NO MONEY ON THAT BASIS

I had recovered. I said: “I cannot make money on that basis. Neither can other legitimate and conscientious publishers, who build their business to last. I will let novels alone, if I must. I will do a small business—but sounder. If that is your condition, do not leave the book. I will pay you a sliding scale of royalties: I cannot give you twenty per cent.”

And he went away. I had just as lief another publisher lost money on the book as to lose it myself. True, the public, the reading public and the writing public, will regard the success of the book (if it succeed) as evidence of a rival publisher’s ability and enterprise. He will win temporary reputation. He will seem to be in the “swim” of success. He will publish flaming advertisements, in the hope of obtaining other successful authors; and he will attract them, for much book advertising is done not with the hope of selling the book, but chiefly to impress writers with the publisher’s energy and generosity. But there’s no profit and great risk in business conducted in this way.

There is positive danger, in fact. And I owe it to myself and to all the men and women whose books I publish to see to it first of all that my own business is sound, and is kept sound. In no other way can I discharge my obligations to them and keep my publishing house on its proper level instead of on the level of a mere business shop.

The rise of royalties paid to popular authors is the most important recent fact in the publishing world. It has not been many years since ten per cent. was the almost universal rule; and a ten per cent. royalty on a book that sells only reasonably well is a fair bargain between publisher and author.

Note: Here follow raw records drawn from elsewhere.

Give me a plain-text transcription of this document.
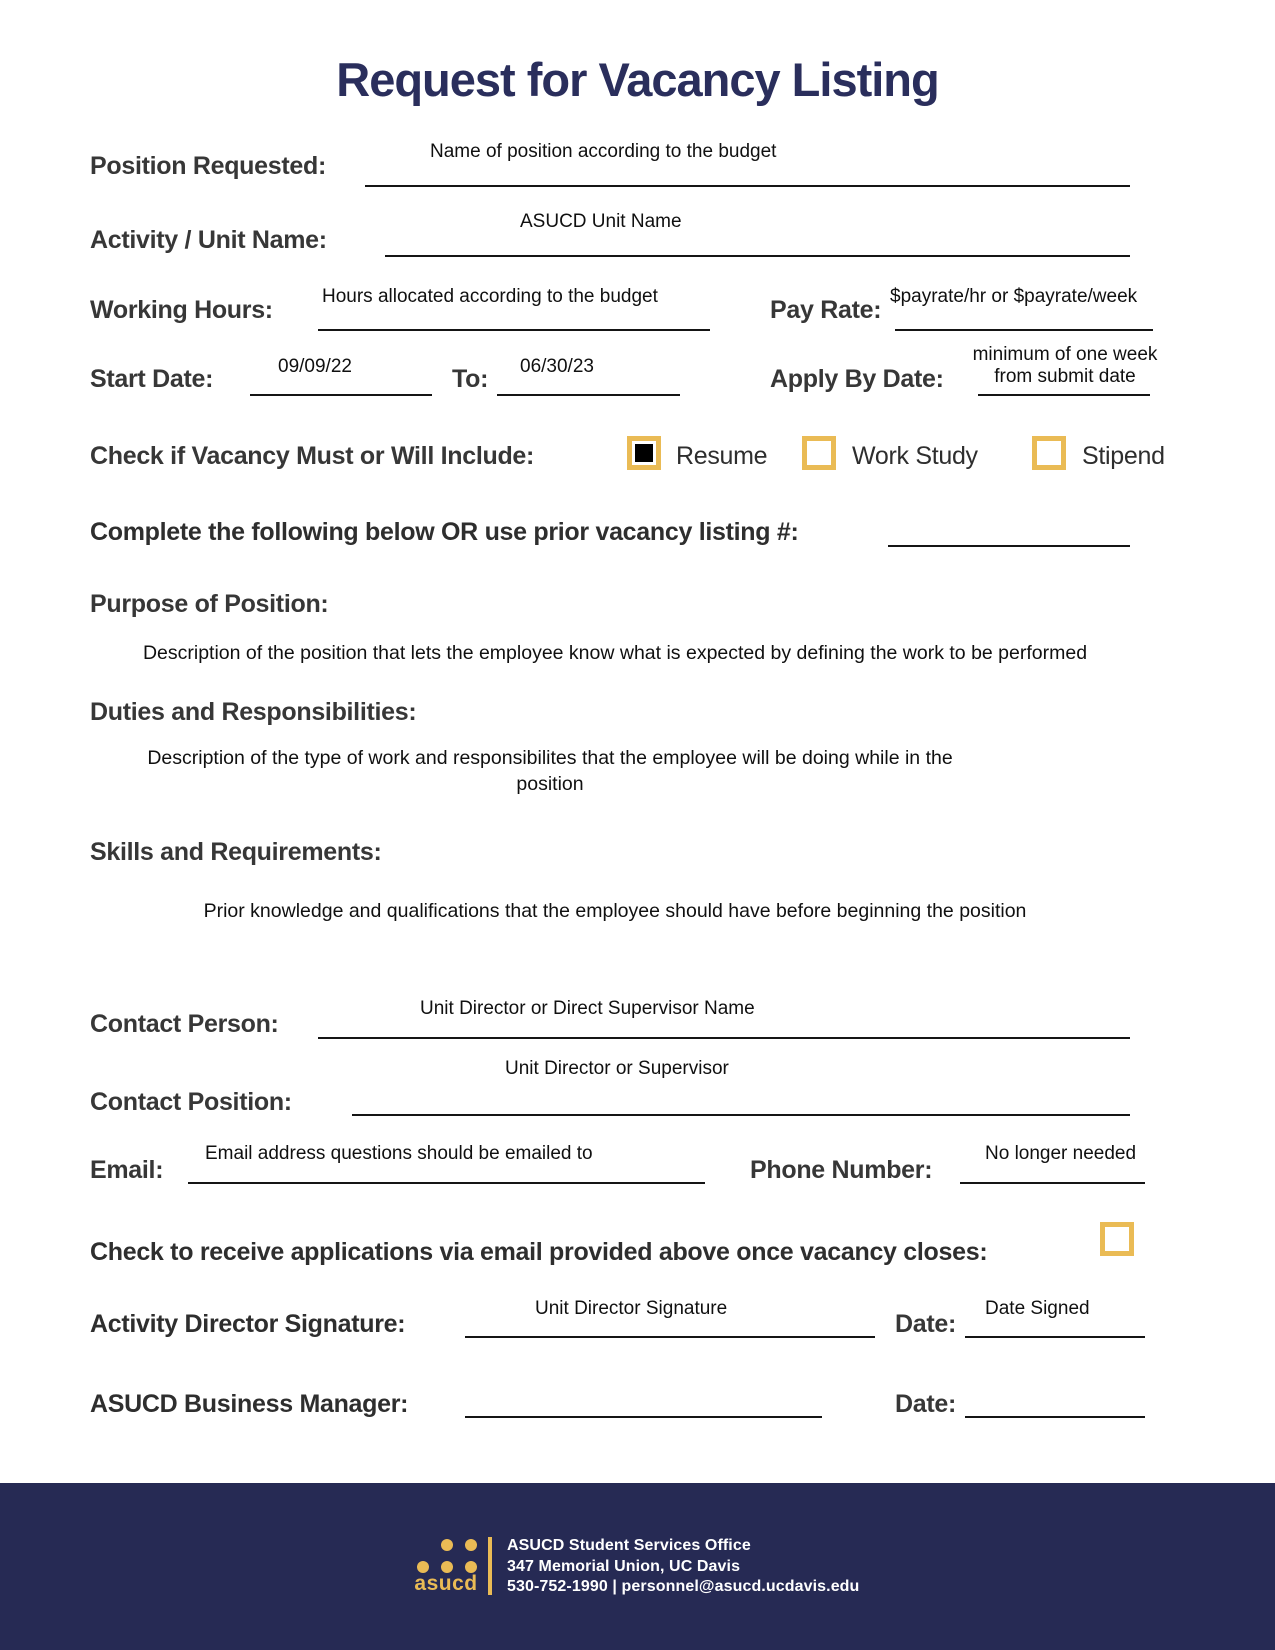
Request for Vacancy Listing
Position Requested:
Name of position according to the budget
Activity / Unit Name:
ASUCD Unit Name
Working Hours:	Hours allocated according to the budget	Pay Rate: $payrate/hr or $payrate/week
Start Date:	09/09/22	To: 06/30/23	Apply By Date:
minimum of one week
from submit date
Check if Vacancy Must or Will Include:	Resume	Work Study	Stipend
Complete the following below OR use prior vacancy listing #:
Purpose of Position:
Description of the position that lets the employee know what is expected by defining the work to be performed
Duties and Responsibilities:
Description of the type of work and responsibilites that the employee will be doing while in the position
Skills and Requirements:
Prior knowledge and qualifications that the employee should have before beginning the position
Contact Person:
Unit Director or Direct Supervisor Name
Contact Position:
Unit Director or Supervisor
Email:
Email address questions should be emailed to
Phone Number:
No longer needed
Check to receive applications via email provided above once vacancy closes:
Activity Director Signature:
Unit Director Signature
Date:
Date Signed
ASUCD Business Manager:	Date:
asucd
ASUCD Student Services Office
347 Memorial Union, UC Davis
530-752-1990 | personnel@asucd.ucdavis.edu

If the publisher do his work well—make the book well, advertise it well, keep a well-ordered and well-managed and energetic house—this division of the profits is a fair division—except in the case of a book that has a phenomenally large sale. Then he can afford to pay more. Unless a book has a pretty good sale, it will not leave a profit after paying more than a ten per cent. royalty.

Figure it for yourself. The retail price of a novel is $1.50. The retail bookseller buys it for about ninety cents. The wholesale bookseller buys it from the publisher for about eighty cents. This eighty cents must pay the cost of manufacturing the book; of selling it; of advertising it; must pay its share towards the cost of keeping the publisher’s establishment going—and this is a large and increasing cost; it must pay the author; and it must leave the publisher himself some small profit. Now, if out of this eighty cents which must be divided for so many purposes, the author receives a royalty of twenty per cent. (thirty cents a copy), there is left, of course, only fifty cents to pay all the other items. No other half-dollar in this world has to suffer such careful and continuous division! I have met a good many authors who have never realized that a ten per cent. royalty means nearly twenty per cent. on what the publisher actually sells the book for, and that a twenty per cent. royalty is nearly forty per cent. on the actual wholesale price.

There are several things of greater importance in the long run to an author than a large royalty. One of them is the unstinted loyalty of his publisher. His publisher must have a chance to be generous to his book. He ought not to feel that he must seek a cheap printer, that he must buy cheap paper, that he must make a cheap cover, that he must too closely watch his advertising account. A publisher has no chance to be generous to a book when he can make a profit on it only at the expense of its proper manufacture. The grasping author is, therefore, doing damage to his own book by leaving the publisher no margin of profit.

THE STABILITY OF THE PUBLISHER

There is still another thing that an author should set above his immediate income from any particular book; and that is the stability of his publisher. The publisher is a business man (he has need to be a business man of the highest type), but he is also the guardian of the author’s property. If his institution be not sound and be not kept sound, the loss to the author in money and in standing may be very great. The embarrassment or failure of a publishing firm now and then causes much gossip; for a publishing house is a center of publicity. But nobody outside the profession knows what practical trouble and confusion and loss every failure or financial embarrassment costs the writing world. The normal sale of many books is stopped. The authors lose in the end, and they lose heavily.

Every publisher who appreciates his profession tries to make his house permanent, with an eye not only to his own profit, but also to the service that he may do to the writers on his list. If it is of the very essence of banking that a bank shall be in sound condition and shall have the confidence of the community, it is even more true that a publishing house should be sound to the core and should deserve financial confidence. The publisher must do his business with reference to a permanent success. But if he must do business on the basis of a twenty per cent. royalty, he takes risks that he has no right to take. It deserves to be called “wildcat” publishing.